Finalement, un peu dépitée, je suis allée faire un tour au cimetière du village… où elle est enterrée avec sa maman.
Sur sa tombe est notée : « A la mémoire de ma très regrettée épouse Claudine Abranches née Favrichon au hameau de Gondras le 24/09/1812 décédée à Paris le 1/04/1877 à l’âge de 64 ans et 6 mois et 17 jours. Elle repose à côté de sa bonne mère, désir accompli par son époux, le même tombeau les réunit. »
Son mari n’est pas enterré avec elle. Je n’ai pas trouvé son décès à Paris, peut-être est-il reparti au Brésil…

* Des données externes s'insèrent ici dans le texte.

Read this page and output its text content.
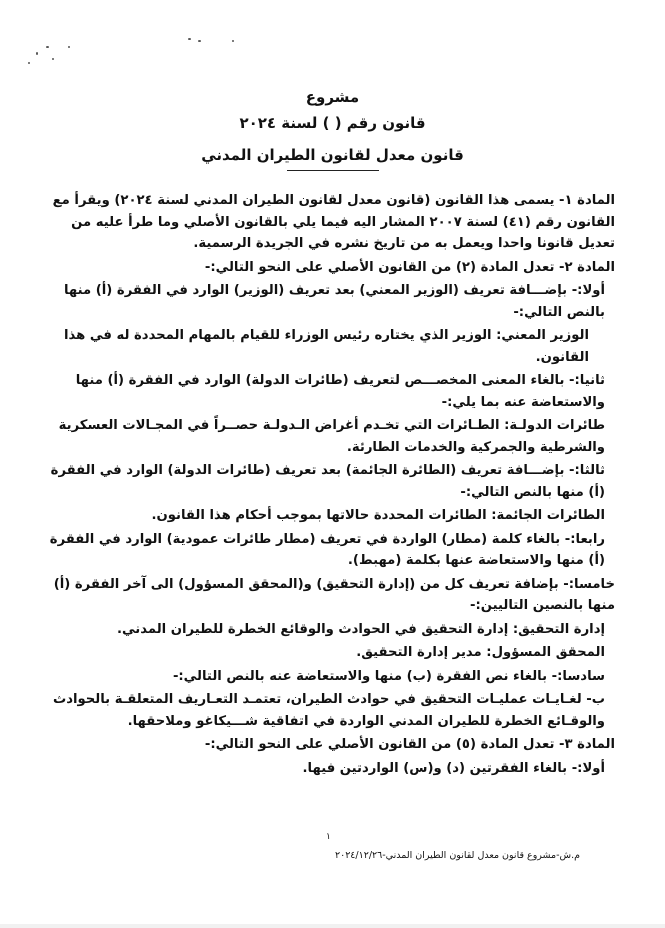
مشروع
قانون رقم ( ) لسنة ٢٠٢٤
قانون معدل لقانون الطيران المدني

المادة ١- يسمى هذا القانون (قانون معدل لقانون الطيران المدني لسنة ٢٠٢٤) ويقرأ مع القانون رقم (٤١) لسنة ٢٠٠٧ المشار اليه فيما يلي بالقانون الأصلي وما طرأ عليه من تعديل قانونا واحدا ويعمل به من تاريخ نشره في الجريدة الرسمية.

المادة ٢- تعدل المادة (٢) من القانون الأصلي على النحو التالي:-

أولا:- بإضـــافة تعريف (الوزير المعني) بعد تعريف (الوزير) الوارد في الفقرة (أ) منها بالنص التالي:-

الوزير المعني: الوزير الذي يختاره رئيس الوزراء للقيام بالمهام المحددة له في هذا القانون.

ثانيا:- بالغاء المعنى المخصـــص لتعريف (طائرات الدولة) الوارد في الفقرة (أ) منها والاستعاضة عنه بما يلي:-

طائرات الدولـة: الطـائرات التي تخـدم أغراض الـدولـة حصــراً في المجـالات العسكرية والشرطية والجمركية والخدمات الطارئة.

ثالثا:- بإضـــافة تعريف (الطائرة الجائمة) بعد تعريف (طائرات الدولة) الوارد في الفقرة (أ) منها بالنص التالي:-

الطائرات الجائمة: الطائرات المحددة حالاتها بموجب أحكام هذا القانون.

رابعا:- بالغاء كلمة (مطار) الواردة في تعريف (مطار طائرات عمودية) الوارد في الفقرة (أ) منها والاستعاضة عنها بكلمة (مهبط).

خامسا:- بإضافة تعريف كل من (إدارة التحقيق) و(المحقق المسؤول) الى آخر الفقرة (أ) منها بالنصين التاليين:-

إدارة التحقيق: إدارة التحقيق في الحوادث والوقائع الخطرة للطيران المدني.

المحقق المسؤول: مدير إدارة التحقيق.

سادسا:- بالغاء نص الفقرة (ب) منها والاستعاضة عنه بالنص التالي:-

ب- لغـايـات عمليـات التحقيق في حوادث الطيران، تعتمـد التعـاريف المتعلقـة بالحوادث والوقـائع الخطرة للطيران المدني الواردة في اتفاقية شـــيكاغو وملاحقها.

المادة ٣- تعدل المادة (٥) من القانون الأصلي على النحو التالي:-

أولا:- بالغاء الفقرتين (د) و(س) الواردتين فيها.

١
م.ش-مشروع قانون معدل لقانون الطيران المدني-٢٠٢٤/١٢/٢٦
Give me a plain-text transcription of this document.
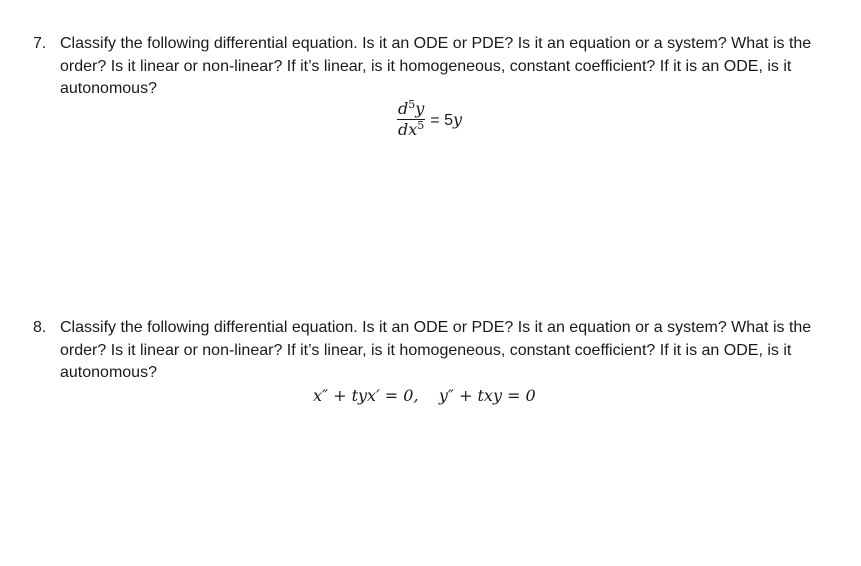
7. Classify the following differential equation. Is it an ODE or PDE? Is it an equation or a system? What is the order? Is it linear or non-linear? If it’s linear, is it homogeneous, constant coefficient? If it is an ODE, is it autonomous?
$\frac{d^5y}{dx^5} = 5y$
8. Classify the following differential equation. Is it an ODE or PDE? Is it an equation or a system? What is the order? Is it linear or non-linear? If it’s linear, is it homogeneous, constant coefficient? If it is an ODE, is it autonomous?
x″ + tyx′ = 0,    y″ + txy = 0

A son retour en France, le couple Abranches vivait à Grandris dans leur maison et à Paris 12 rue Blanche, où Claudine est décédée en 1877. Le bâtiment de l’époque a été remplacé par un grand immeuble des années 1910/1920. Si ses fenêtres donnaient côté rue, elle avait une vue directe sur l’Église de la Trinité.
Claudine FAVRICHON a finalement passé très peu de temps de sa vie à Grandris, mais elle n’a oublié ni son village, ni sa famille et elle repose, comme elle le souhaitait, avec sa chère maman dans le cimetière du village qui domine la vallée de l’Azergue.
Source :
- Site de la BNF, gallica.fr
- Archives départementales du Rhône
- Archives privées de l’hôpital de Grandris Letra.